Abstract

It is perhaps a truism to state that the further north the community, the more the diet is likely to be dominated by animal products. Whilst barley (bygg) was grown in the Northern Isles, the Faroes and Iceland (Fenton 1978;Fridriksson 1960),cultivation declined in many parts of the region through the late medieval period. Wild lyme grass (Leymus arenarius) was harvested and eaten as a cereal in parts of Iceland (Guomundsson 1996).Most Norse Greenlanders, however, knew no bread, as a fourteenth century source, the King's Mirror (KM 17, Larson 1917)notes, and as Erik the Red's Saga implies (Magnusson and Palsson 1965, 92), beer was also unknown, a factor which may have been more important in a chieftains' society. Contemporary documentary sources in Iceland stress the importance of the secondary products of milk, cheese and whey, prepared from sheep as well as cow's milk, in basic subsistence (Aoalsteinsson 1991),supplemented by some domestic animal meat and fish,with seal in coastal regions (Amorosi 1996).

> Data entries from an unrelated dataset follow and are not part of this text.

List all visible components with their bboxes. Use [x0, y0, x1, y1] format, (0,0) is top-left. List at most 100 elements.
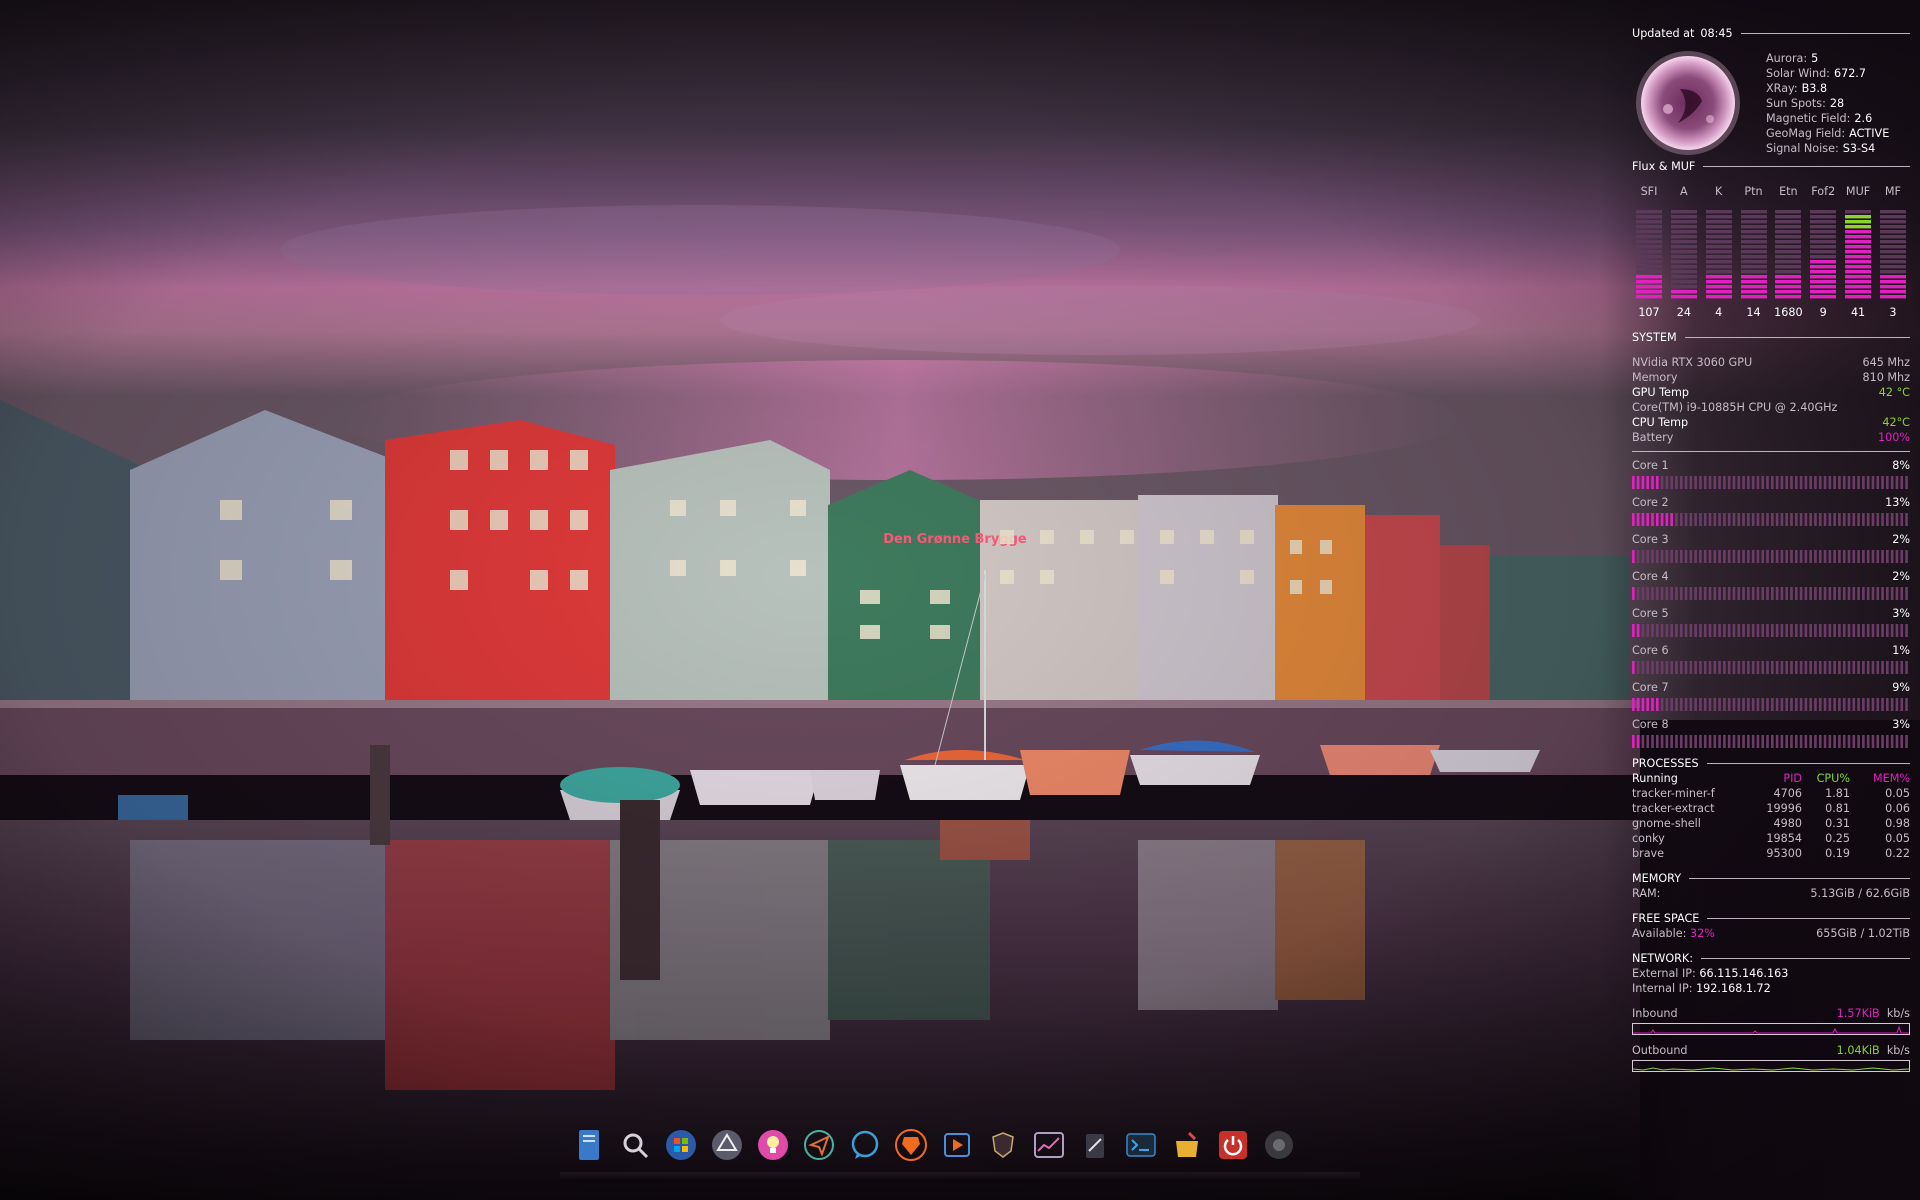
- stocks-icon[interactable]: [1030, 1124, 1068, 1166]
- flux-labels: SFI A K Ptn Etn Fof2 MUF MF: [1632, 184, 1910, 199]
- column-running: Running: [1632, 772, 1678, 785]
- flux-label: SFI: [1640, 185, 1658, 198]
- archive-icon[interactable]: [1168, 1124, 1206, 1166]
- solar-stat: GeoMag Field: ACTIVE: [1766, 127, 1890, 140]
- internal-ip-row: Internal IP: 192.168.1.72: [1632, 982, 1771, 995]
- process-mem: 0.98: [1885, 817, 1910, 830]
- process-row: tracker-extract 19996 0.81 0.06: [1632, 801, 1910, 816]
- process-name: conky: [1632, 832, 1665, 845]
- flux-value: 14: [1746, 306, 1761, 319]
- ram-row: RAM: 5.13GiB / 62.6GiB: [1632, 887, 1910, 900]
- send-icon[interactable]: [800, 1124, 838, 1166]
- file-manager-icon[interactable]: [570, 1124, 608, 1166]
- flux-value: 41: [1850, 306, 1866, 319]
- chat-icon[interactable]: [846, 1124, 884, 1166]
- process-name: tracker-miner-f: [1632, 787, 1715, 800]
- external-ip-row: External IP: 66.115.146.163: [1632, 967, 1789, 980]
- process-row: tracker-miner-f 4706 1.81 0.05: [1632, 786, 1910, 801]
- process-pid: 4706: [1773, 787, 1802, 800]
- process-cpu: 1.81: [1825, 787, 1850, 800]
- editor-icon[interactable]: [1076, 1124, 1114, 1166]
- column-pid: PID: [1783, 772, 1802, 785]
- core-value: 3%: [1892, 718, 1910, 731]
- core-value: 2%: [1892, 533, 1910, 546]
- process-mem: 0.22: [1885, 847, 1910, 860]
- flux-bar-etn: [1771, 207, 1805, 299]
- solar-stat: Signal Noise: S3-S4: [1766, 142, 1876, 155]
- network-title: NETWORK:: [1632, 952, 1694, 965]
- system-title: SYSTEM: [1632, 331, 1677, 344]
- core-usage-bar: [1632, 476, 1910, 489]
- process-mem: 0.06: [1885, 802, 1910, 815]
- power-icon[interactable]: [1214, 1124, 1252, 1166]
- unity-icon[interactable]: [708, 1124, 746, 1166]
- lightbulb-icon[interactable]: [754, 1124, 792, 1166]
- divider: [1740, 33, 1910, 34]
- cpu-name-row: Core(TM) i9-10885H CPU @ 2.40GHz: [1632, 401, 1838, 414]
- flux-bar-a: [1667, 207, 1701, 299]
- flux-bar-k: [1702, 207, 1736, 299]
- core-usage-bar: [1632, 624, 1910, 637]
- speaker-icon[interactable]: [1260, 1124, 1298, 1166]
- network-header: NETWORK:: [1632, 951, 1910, 966]
- processes-header: PROCESSES: [1632, 756, 1910, 771]
- flux-label: Fof2: [1811, 185, 1836, 198]
- core-7-row: Core 7 9%: [1632, 680, 1910, 711]
- core-label: Core 1: [1632, 459, 1669, 472]
- core-2-row: Core 2 13%: [1632, 495, 1910, 526]
- core-label: Core 2: [1632, 496, 1669, 509]
- scanner-icon[interactable]: [616, 1124, 654, 1166]
- flux-value: 107: [1638, 306, 1660, 319]
- flux-bar-mf: [1876, 207, 1910, 299]
- flux-value: 4: [1715, 306, 1723, 319]
- core-value: 8%: [1892, 459, 1910, 472]
- flux-bar-sfi: [1632, 207, 1666, 299]
- process-pid: 19996: [1766, 802, 1802, 815]
- flux-label: Ptn: [1744, 185, 1763, 198]
- sun-image: [1632, 49, 1752, 159]
- core-value: 2%: [1892, 570, 1910, 583]
- gpu-temp-row: GPU Temp 42 °C: [1632, 386, 1910, 399]
- media-player-icon[interactable]: [938, 1124, 976, 1166]
- dock: [560, 1124, 1360, 1182]
- process-mem: 0.05: [1885, 832, 1910, 845]
- process-table: tracker-miner-f 4706 1.81 0.05 tracker-extra…: [1632, 786, 1910, 861]
- battery-row: Battery 100%: [1632, 431, 1910, 444]
- system-header: SYSTEM: [1632, 330, 1910, 345]
- flux-bar-fof2: [1806, 207, 1840, 299]
- core-value: 1%: [1892, 644, 1910, 657]
- flux-title: Flux & MUF: [1632, 160, 1696, 173]
- inbound-graph: [1632, 1023, 1910, 1035]
- solar-stats: Aurora: 5 Solar Wind: 672.7 XRay: B3.8 Sun …: [1766, 51, 1889, 159]
- core-label: Core 7: [1632, 681, 1669, 694]
- flux-value: 3: [1889, 306, 1897, 319]
- dock-items: [570, 1124, 1298, 1166]
- memory-header: MEMORY: [1632, 871, 1910, 886]
- core-list: Core 1 8% Core 2 13% Core 3 2% Core 4 2% Core 5 3…: [1632, 458, 1910, 748]
- solar-stat: Sun Spots: 28: [1766, 97, 1845, 110]
- solar-section: Aurora: 5 Solar Wind: 672.7 XRay: B3.8 Sun …: [1632, 49, 1910, 159]
- windows-icon[interactable]: [662, 1124, 700, 1166]
- core-value: 9%: [1892, 681, 1910, 694]
- core-usage-bar: [1632, 661, 1910, 674]
- process-cpu: 0.19: [1825, 847, 1850, 860]
- flux-values: 107 24 4 14 1680 9 41 3: [1632, 305, 1910, 320]
- flux-bar-ptn: [1737, 207, 1771, 299]
- flux-header: Flux & MUF: [1632, 159, 1910, 174]
- core-1-row: Core 1 8%: [1632, 458, 1910, 489]
- core-label: Core 8: [1632, 718, 1669, 731]
- core-5-row: Core 5 3%: [1632, 606, 1910, 637]
- shield-icon[interactable]: [984, 1124, 1022, 1166]
- terminal-icon[interactable]: [1122, 1124, 1160, 1166]
- updated-header: Updated at 08:45: [1632, 26, 1910, 41]
- core-label: Core 5: [1632, 607, 1669, 620]
- divider: [1703, 166, 1910, 167]
- brave-icon[interactable]: [892, 1124, 930, 1166]
- updated-label: Updated at: [1632, 27, 1695, 40]
- process-name: gnome-shell: [1632, 817, 1701, 830]
- process-row: brave 95300 0.19 0.22: [1632, 846, 1910, 861]
- core-usage-bar: [1632, 735, 1910, 748]
- dock-shelf: [560, 1172, 1360, 1182]
- flux-value: 24: [1676, 306, 1691, 319]
- inbound-row: Inbound 1.57KiB kb/s: [1632, 1007, 1910, 1020]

The Norse Greenlanders appear to have made the most extensive use of wild resources, exploiting a combination of seal and caribou rather than fish, yet their settlement pattern strongly indicates the determining role of the scattered pasture plant communities that provided fodder for their small herds and flocks (McGovern 1992). Faroese, Shetlanders and Orcadians exploited varying combinations of domestic, marine and some terrestrial wild resources, but secondary products from both cows and sheep remained a key element in basic subsistence (cf. Bigelow 1985;Aoalsteinsson 1991; McGovern 1992). This paper examines the sources and politics of fodder on the North Atlantic islands, and considers some of the palaeoecological signatures of the material. Cereal growing has never been a vital component of fodder production over much of these northern areas and it is little considered here. The exploitation of heathlands, doubtless of great importance to Norse settlers (cf. Kaland 1986), would merit a paper in its own right and is a topic which must be neglected likewise.